Bamyan, home to one of the country’s most historical landmarks, the remnants of the Bamyan Buddhas, which the Taliban blew up in 2001 following orders from Mullah Omar. Despite the physical loss of the Buddhas, it’s well worth visiting the site. While we didn’t physically enter the site (to avoid paying), we instead went to the Roof of the Bamyan hotel to enjoy tea and take in the beautiful view of the UNESCO site from above.

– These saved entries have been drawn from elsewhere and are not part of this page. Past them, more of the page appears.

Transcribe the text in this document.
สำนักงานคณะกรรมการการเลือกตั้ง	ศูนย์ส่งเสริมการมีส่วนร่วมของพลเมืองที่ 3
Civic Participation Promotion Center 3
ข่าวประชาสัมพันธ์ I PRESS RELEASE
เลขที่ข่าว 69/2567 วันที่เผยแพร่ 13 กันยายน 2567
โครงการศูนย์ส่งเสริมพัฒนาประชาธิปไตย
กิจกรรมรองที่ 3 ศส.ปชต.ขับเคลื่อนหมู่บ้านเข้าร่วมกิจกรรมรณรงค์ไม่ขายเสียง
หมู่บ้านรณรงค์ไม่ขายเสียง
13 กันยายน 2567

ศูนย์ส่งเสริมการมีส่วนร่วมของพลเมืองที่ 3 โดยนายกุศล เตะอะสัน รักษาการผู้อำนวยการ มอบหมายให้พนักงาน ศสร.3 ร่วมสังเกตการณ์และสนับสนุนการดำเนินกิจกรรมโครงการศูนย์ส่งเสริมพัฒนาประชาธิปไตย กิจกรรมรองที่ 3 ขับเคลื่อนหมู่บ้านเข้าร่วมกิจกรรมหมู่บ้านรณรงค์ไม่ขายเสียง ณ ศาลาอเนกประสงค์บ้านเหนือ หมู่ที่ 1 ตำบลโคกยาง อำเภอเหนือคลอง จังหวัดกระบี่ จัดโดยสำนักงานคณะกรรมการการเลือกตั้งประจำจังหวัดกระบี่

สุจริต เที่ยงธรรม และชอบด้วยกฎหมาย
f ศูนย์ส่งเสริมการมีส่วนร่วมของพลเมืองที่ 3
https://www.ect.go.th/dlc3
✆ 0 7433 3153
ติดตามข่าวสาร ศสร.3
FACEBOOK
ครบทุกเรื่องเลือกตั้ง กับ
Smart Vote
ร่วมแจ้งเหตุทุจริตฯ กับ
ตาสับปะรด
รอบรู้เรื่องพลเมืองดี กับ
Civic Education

Bamyan is also home to the Hazaras, one of Afghanistan’s most diverse ethnic groups. Primarily Shi’a Muslim, as opposed to the majority Shi’te, the Hazaras are believed to be descendants of Mongols and Central Asia people, and they have long faced persecution in Afghanistan. The warmth we received from the Hazaras of Bamyan was incredible.
I’d advise staying at Noor Band Qala Hotel for AFN 1,500 for a single room or AFN 2,000 for a double. I loved it here; the staff were so kind and hospitable. It’s just across the river within a 2-minute walk of the main street. For dinner, we went to a restaurant along the main street; if you see them flapping kebabs outside, you know they’ll be fresh.
Band-e-Amir National Park


While you’re in Bamyan, it’s absolutely necessary to take a trip to Band-e-Amir National Park, where a video of the Taliban “iconically” went viral on TikTok, with their RPGs in swan boats. Sadly, the Taliban have banned women from entering a section of the lake, citing that women were not adhering to the hijab rules. But don’t worry, if you’re a female traveller, there’s a spot where you can see the lake from above here.
Getting to Bamyan
If you want to travel from Kabul to Bamyan, you can take a shared taxi (AFN 600) or minibus (AFN 350) from this stand. The journey is around 4/5hours. The road is in good condition, but there’s a lot of traffic leaving Kabul, so it’s best to leave as early as possible.
In Bamyan, you’ll arrive at this terminal, where you can take a private taxi to Band-e-Amir National Park (AFN 2000 total for both ways) and then catch transport back to Kabul.
Herat

Sadly, we were only in Herat for one day and night. But it quickly became my favourite city in Afghanistan, and I wished we had more time there.
Herat was a crucial stop on the Silk Road. It’s the second most populated city after Kabul, with a population of 4 million. Here, given its proximity to Iran, the spoken language is Persian, also known as Farsi. This is why I recommend downloading offline translations of both the Pashtun and Persian languages, along with the respective alphabets.
The Herat Central Blue Mosque is a must. And women can enter, no problem. Locals will be intrigued to see you, and you’ll likely get invited over to enjoy tea. For the mosque, it’s crucial to avoid going at prayer times. Depending on the season, it can be between 4 and 5:30 am, 12 and 1:30 pm, 3 pm and 4 pm, 5.30 pm and 7 pm, and 8 pm and 10 pm.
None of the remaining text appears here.